La politique étrangère de Trump a également échoué pour des raisons qui lui sont propres. La Corée du Nord a augmenté son stock nucléaire et a construit des missiles plus nombreux et de meilleure qualité malgré la diplomatie personnelle de Trump avec Kim Jong-un. L’Iran a réduit ses délais de développement d’armes nucléaires suite à la sortie unilatérale de l’administration Trump du pacte nucléaire de 2015 (le plan d’action global conjoint). La dictature du Venezuela est plus enracinée, et la Russie, la Syrie et l’Iran ont accru leur influence au Moyen-Orient après le retrait des troupes et du soutien américain aux partenaires locaux.

Plus généralement, le retrait des États-Unis des institutions et des accords internationaux est devenu la caractéristique distinctive de la politique étrangère de Trump. Il en va de même pour ses critiques des alliés européens et asiatiques de l’Amérique, de sa sympathie pour les dirigeants autoritaires et de son indifférence aux violations des droits de l’homme. Le résultat net a été une réduction de l’influence des États-Unis sur la scène mondiale.

Trump a hérité d’un ensemble de relations, d’alliances et d’institutions qui, bien qu’imparfaites, ont créé pendant 75 ans un contexte dans lequel les conflits entre grandes puissances ont été évités, la démocratie s’est développée et la richesse et le niveau de vie ont augmenté. Adoptant un mélange de nationalisme, d’unilatéralisme et d’isolationnisme, Trump a fait ce qu’il a pu pour perturber nombre de ces relations et arrangements sans pour autant les remplacer par quoi que ce soit de meilleur.

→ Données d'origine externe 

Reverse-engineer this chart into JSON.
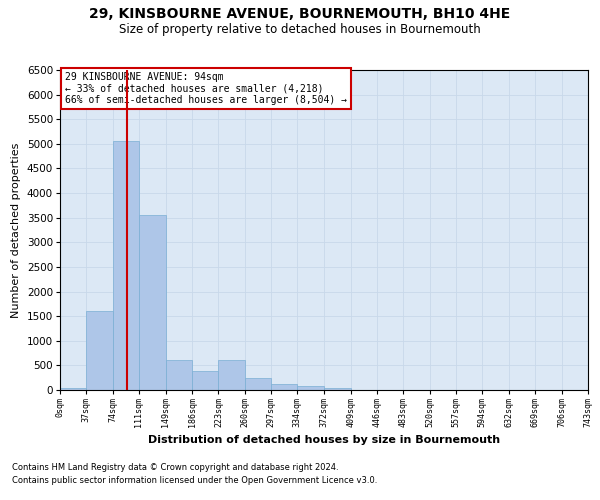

Il sera difficile, voire impossible, de réparer ces dommages dans un avenir proche. Trump n’est plus président, mais il restera influent au sein du parti républicain et sur le plan national. Alors que le monde était déjà en plein désarroi et que l’influence des États-Unis était déjà en déclin, Trump a considérablement accéléré ces deux tendances. Le résultat final est qu’il laisse un pays et un monde dans un état bien plus grave. C’est là son triste héritage.